Laura Flessel
Club Italie-France : Laura Flessel naît le 6 novembre 1971 à Pointe-à-Pitre, en Guadeloupe. Avez-vous quelque souvenir par rapport à votre terre d’origine ? Par rapport à votre passion pour le sport, peut-être ?
Laura Flessel : Sans chauvinisme aucun, la Guadeloupe est sans aucun doute le plus beau département français d’Outre-mer ! Les plages sont toutes plus belles les unes que les autres, il y a une grande diversité de paysages entre la Basse-Terre, verte et luxuriante, et la Grande-Terre, plus aride et qui bénéficie d’un véritable microclimat. La Guadeloupe, c’est aussi l’archipel des Saintes, les îles de Marie-Galante et de la Désirade. Autant de possibilité d’évasions et de découvertes. J’aime profondément mon île, j’y suis viscéralement attachée. J’y ai eu une enfance heureuse, entourée de l’amour de ma famille qui m’a toujours aidée à donner le meilleur, sans me pousser dans la performance absolue. J’avais un caractère fort et je partageais plus volontiers les jeux guerriers de mes frères que les conciliabules de ma sœur avec ses poupées ! J’étais fascinée par les films de cape et d’épée et je m’imaginais en Zorro, poursuivant les bandits (mes frères) et défendant la veuf et l’orphelin (ma sœur et ses poupées) ! À 5 ans et demi, ma mère a voulu m’inscrire à la danse, pour m’aider à canaliser mon énergie débordante. J’ai refusé catégoriquement ! Il y avait de l’escrime dans ma ville de Petit-Bourg. Nous y sommes allés pour voir ce que c’était en vrai et ce fut le coup de foudre ! J’ai dit à ma maman : « Je veux faire ça et je vais gagner ! »

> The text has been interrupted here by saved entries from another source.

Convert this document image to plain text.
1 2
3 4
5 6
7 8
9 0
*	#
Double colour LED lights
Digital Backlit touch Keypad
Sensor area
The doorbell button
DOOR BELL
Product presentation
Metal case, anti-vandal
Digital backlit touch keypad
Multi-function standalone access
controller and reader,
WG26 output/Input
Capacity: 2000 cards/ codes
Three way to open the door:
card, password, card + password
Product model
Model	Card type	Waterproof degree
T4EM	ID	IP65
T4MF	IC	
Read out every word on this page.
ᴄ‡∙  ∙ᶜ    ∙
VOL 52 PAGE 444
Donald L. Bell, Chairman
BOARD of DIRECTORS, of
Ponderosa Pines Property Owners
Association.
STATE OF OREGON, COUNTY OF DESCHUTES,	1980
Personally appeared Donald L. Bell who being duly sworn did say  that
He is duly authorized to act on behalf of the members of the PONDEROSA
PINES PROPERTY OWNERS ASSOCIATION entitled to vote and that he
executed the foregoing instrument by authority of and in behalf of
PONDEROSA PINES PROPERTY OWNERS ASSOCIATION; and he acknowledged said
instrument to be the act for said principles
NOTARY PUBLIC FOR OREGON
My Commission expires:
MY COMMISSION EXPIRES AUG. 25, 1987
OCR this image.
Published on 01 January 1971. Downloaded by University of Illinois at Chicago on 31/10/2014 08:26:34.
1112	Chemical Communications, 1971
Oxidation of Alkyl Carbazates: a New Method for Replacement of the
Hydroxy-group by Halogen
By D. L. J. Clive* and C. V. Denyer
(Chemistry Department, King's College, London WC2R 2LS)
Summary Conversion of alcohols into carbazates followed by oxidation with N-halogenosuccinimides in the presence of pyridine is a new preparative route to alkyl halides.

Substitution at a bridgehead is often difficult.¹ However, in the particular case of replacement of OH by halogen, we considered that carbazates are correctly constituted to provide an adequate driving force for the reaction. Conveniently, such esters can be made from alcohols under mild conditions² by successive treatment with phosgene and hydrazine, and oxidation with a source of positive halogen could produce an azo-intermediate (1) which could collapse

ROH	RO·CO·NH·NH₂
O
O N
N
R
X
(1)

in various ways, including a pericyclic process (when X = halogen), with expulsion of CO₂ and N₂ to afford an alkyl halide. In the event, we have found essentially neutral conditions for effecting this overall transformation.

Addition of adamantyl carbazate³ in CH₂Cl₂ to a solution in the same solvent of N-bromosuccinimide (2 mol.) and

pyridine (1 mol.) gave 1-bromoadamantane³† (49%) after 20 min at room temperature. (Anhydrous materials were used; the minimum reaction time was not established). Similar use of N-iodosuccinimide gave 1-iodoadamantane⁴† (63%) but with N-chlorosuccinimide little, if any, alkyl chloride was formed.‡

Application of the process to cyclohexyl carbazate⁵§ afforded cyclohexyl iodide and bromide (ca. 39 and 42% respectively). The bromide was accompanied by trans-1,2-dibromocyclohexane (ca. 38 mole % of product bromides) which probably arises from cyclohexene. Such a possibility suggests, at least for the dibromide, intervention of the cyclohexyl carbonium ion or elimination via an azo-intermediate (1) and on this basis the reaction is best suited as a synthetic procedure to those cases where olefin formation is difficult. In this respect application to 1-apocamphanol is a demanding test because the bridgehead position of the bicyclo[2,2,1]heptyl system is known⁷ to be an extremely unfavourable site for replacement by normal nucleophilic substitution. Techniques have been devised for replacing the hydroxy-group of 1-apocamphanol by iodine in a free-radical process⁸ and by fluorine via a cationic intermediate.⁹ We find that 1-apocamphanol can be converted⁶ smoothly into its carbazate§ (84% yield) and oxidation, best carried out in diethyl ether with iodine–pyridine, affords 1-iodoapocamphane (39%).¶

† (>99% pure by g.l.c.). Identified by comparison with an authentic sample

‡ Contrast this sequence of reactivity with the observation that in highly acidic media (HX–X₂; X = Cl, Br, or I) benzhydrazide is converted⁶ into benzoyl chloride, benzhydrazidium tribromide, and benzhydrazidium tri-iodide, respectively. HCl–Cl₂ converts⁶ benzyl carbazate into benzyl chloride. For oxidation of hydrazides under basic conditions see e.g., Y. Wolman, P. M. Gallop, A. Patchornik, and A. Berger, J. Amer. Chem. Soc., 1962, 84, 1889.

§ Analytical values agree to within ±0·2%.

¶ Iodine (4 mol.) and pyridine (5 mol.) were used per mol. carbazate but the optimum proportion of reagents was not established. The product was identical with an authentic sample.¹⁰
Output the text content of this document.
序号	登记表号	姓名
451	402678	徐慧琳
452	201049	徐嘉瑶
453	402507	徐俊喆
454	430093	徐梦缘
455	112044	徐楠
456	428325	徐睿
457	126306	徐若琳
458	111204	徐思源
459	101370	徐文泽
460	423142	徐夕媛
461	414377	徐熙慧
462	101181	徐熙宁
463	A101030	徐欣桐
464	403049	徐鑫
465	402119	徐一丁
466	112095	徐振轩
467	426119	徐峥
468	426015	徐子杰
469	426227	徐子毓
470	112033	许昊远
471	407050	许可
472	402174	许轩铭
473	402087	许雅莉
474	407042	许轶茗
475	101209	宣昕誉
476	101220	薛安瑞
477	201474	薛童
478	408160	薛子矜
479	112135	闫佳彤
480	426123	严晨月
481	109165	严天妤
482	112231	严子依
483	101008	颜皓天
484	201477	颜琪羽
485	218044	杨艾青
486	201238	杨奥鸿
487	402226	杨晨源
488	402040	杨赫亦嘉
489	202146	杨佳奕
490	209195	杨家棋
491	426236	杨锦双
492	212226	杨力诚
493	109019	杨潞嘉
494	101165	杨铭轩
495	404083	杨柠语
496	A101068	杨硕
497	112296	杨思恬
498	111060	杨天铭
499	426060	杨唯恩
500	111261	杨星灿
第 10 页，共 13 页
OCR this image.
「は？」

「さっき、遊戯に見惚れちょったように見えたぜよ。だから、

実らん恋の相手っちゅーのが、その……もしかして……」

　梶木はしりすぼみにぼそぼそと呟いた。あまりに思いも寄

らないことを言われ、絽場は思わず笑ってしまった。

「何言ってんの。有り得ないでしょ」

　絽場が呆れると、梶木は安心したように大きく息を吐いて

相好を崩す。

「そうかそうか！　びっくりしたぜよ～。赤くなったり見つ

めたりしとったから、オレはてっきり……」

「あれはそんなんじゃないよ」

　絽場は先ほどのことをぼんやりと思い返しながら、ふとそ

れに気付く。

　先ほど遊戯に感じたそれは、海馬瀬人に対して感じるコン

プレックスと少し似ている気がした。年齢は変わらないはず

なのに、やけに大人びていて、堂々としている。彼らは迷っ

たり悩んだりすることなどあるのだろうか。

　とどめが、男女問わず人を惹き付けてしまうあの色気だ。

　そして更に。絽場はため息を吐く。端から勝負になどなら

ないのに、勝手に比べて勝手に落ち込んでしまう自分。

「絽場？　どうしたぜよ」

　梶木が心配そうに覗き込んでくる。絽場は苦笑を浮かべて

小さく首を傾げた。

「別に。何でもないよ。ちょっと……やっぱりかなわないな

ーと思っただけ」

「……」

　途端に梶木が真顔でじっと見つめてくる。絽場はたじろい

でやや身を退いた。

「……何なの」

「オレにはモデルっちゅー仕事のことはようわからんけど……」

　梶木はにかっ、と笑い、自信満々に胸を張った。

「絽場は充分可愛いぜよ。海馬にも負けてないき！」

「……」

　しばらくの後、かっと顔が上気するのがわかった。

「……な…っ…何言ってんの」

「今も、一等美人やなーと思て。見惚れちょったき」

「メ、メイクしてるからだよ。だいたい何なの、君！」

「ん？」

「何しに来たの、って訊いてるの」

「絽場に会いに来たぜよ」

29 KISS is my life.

À ma première compétition, j’ai terminé 4ème. J’ai pleuré toutes les larmes de mon corps et je me suis dit : « Plus jamais ça ! » J’ai donc enchaîné les victoires, beaucoup, et appris à perdre aussi, de temps en temps. Mon rêve était de devenir la meilleure au monde et pour y parvenir, je me suis investie corps et âme. J’ai travaillé, répété et tenté plus que quiconque. Je donnais le tournis à ma famille, à mon entraîneur et à mes adversaires ! J’étais un tourbillon sur la piste, je virevoltais et je piquais avec mon arme. La Guêpe était née !
J’ai été détectée par la Fédération français d’escrime à 14 ans, mais ma maman voulait que j’ai mon bac avant de me laisser partir. J’ai donc écumé les circuits caribéens, panaméricains et centre-américains où j’ai tout gagné, où j’ai côtoyé aussi d’autres écoles d’escrime, comme celle des Cubains. J’ai adoré leur folie, je m’en suis inspirée jusqu’à me forger mon propre style.
Club Italie-France : Étoile de l’escrime française, surnommée « La Guêpe », vous êtes la plus grande escrimeuse de l’histoire de France. Comment entendez-vous ce poids historique ?
Laura Flessel : À ce jour, je suis également la sportive française ayant obtenu le plus de médailles aux Jeux Olympiques ! Cinq médailles (2 or, 1 argent, 2 bronzes) des Jeux d’Atlanta en 1996 – où je suis la première épéiste à inscrire mon nom sur les tablettes olympiques -, aux Jeux de Londres en 2012 en qualité de porte-drapeau de l’Équipe de France olympique, en passant par Sydney 2000, Athènes 2004 et Pékin 2008. Je suis également sextuple championne du monde, championne d’Europe, double vainqueur du circuit de coupes du monde et recordwoman française du nombre de victoires en coupes du monde (21). À chacun de mes succès, même les plus retentissants, je me suis toujours remise en question.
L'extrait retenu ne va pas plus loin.